The MTP Business Learning Blog

This blog is produced by MTP for senior professionals highlighting relevant and interesting books and articles on business, finance and strategy, and the opportunity to comment on them. It also contains news of MTP and its clients and, from time to time, extracts from MTP publications.

Tuesday 2 November 2010

Wall Street 2 – Money Never Sleeps

I decided to watch the original Wall Street before seeing this film and I was surprisingly disappointed. It had its good moments but seemed long, dated and unrealistic, very different to how I remembered it. This may be because it is more than 20 years old but really good films tend not to feel dated, or at least you accept them as right for the period.

This lowered my expectations for the follow up but I was pleasantly surprised. Though the story line had elements of soap opera in it, the film was much more engaging than the original and, with a few exceptions, quite realistic for a film of its kind. And Michael Douglas was superb, acting his younger cast members off the screen and presenting – at least initially – a new and humbled Gordon Gekko, sobered by his years in jail. The opening scene where he collects his belongings – including a brick size mobile phone – on leaving prison and has no-one to meet him outside, is a masterpiece.
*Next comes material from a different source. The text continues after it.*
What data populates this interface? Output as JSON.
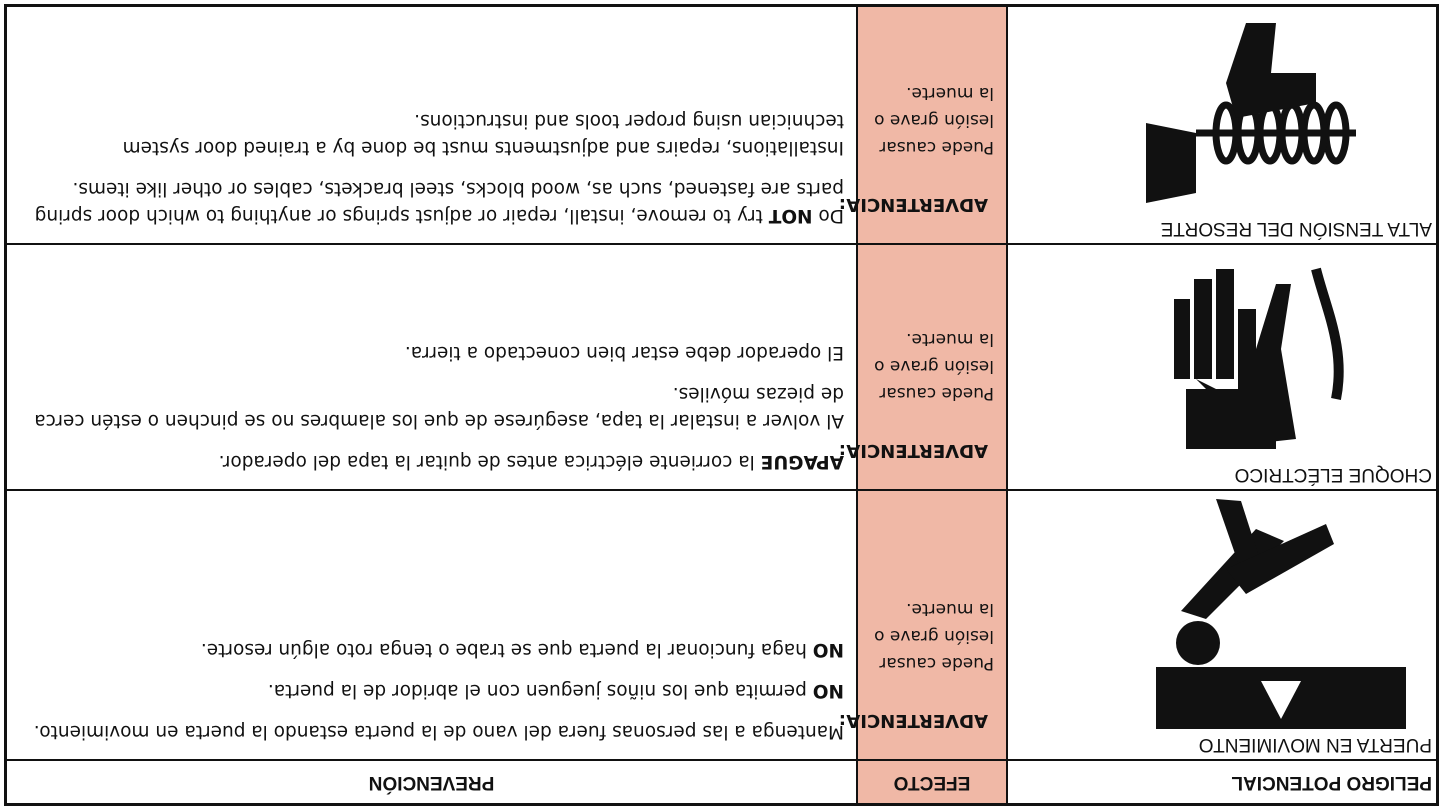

The setting for most of the film is the height of the financial crisis which Gekko, now earning his living as a hired speaker and business guru, has been forecasting for some time. The crisis meetings are portrayed very credibly except for the characterisation of one senior investment banker who seems about 100 years old and totally senile, yet is supposed to exert great influence over his younger colleagues. The early personal focus is on Gekko’s estranged daughter – the ubiquitous British Actress Carey Mulligan – and the attempts of her boyfriend to reconcile her with Gekko. The boyfriend is a successful investment banker whose firm is hit by the crisis and whose CEO throws himself under a train in a devastating but tastefully handled scene.

Eventually father and daughter get together and it turns out that Gekko has stashed away 100 million dollars which together they access in a Swiss bank account. There is a double twist at the end which stretches credibility to some extent, particularly when Gekko converts the 100 million into 1000 million within a few months and has investment bankers pleading to join his fund. But by that time you are hooked on Gekko and, largely due to Douglas’s brilliant performance, disbelief is suspended.

It would be good to think that there could be a Wall Street 3 but that is probably the last thing on Michael Douglas’s mind right now. Any future film from this outstanding actor will be a bonus.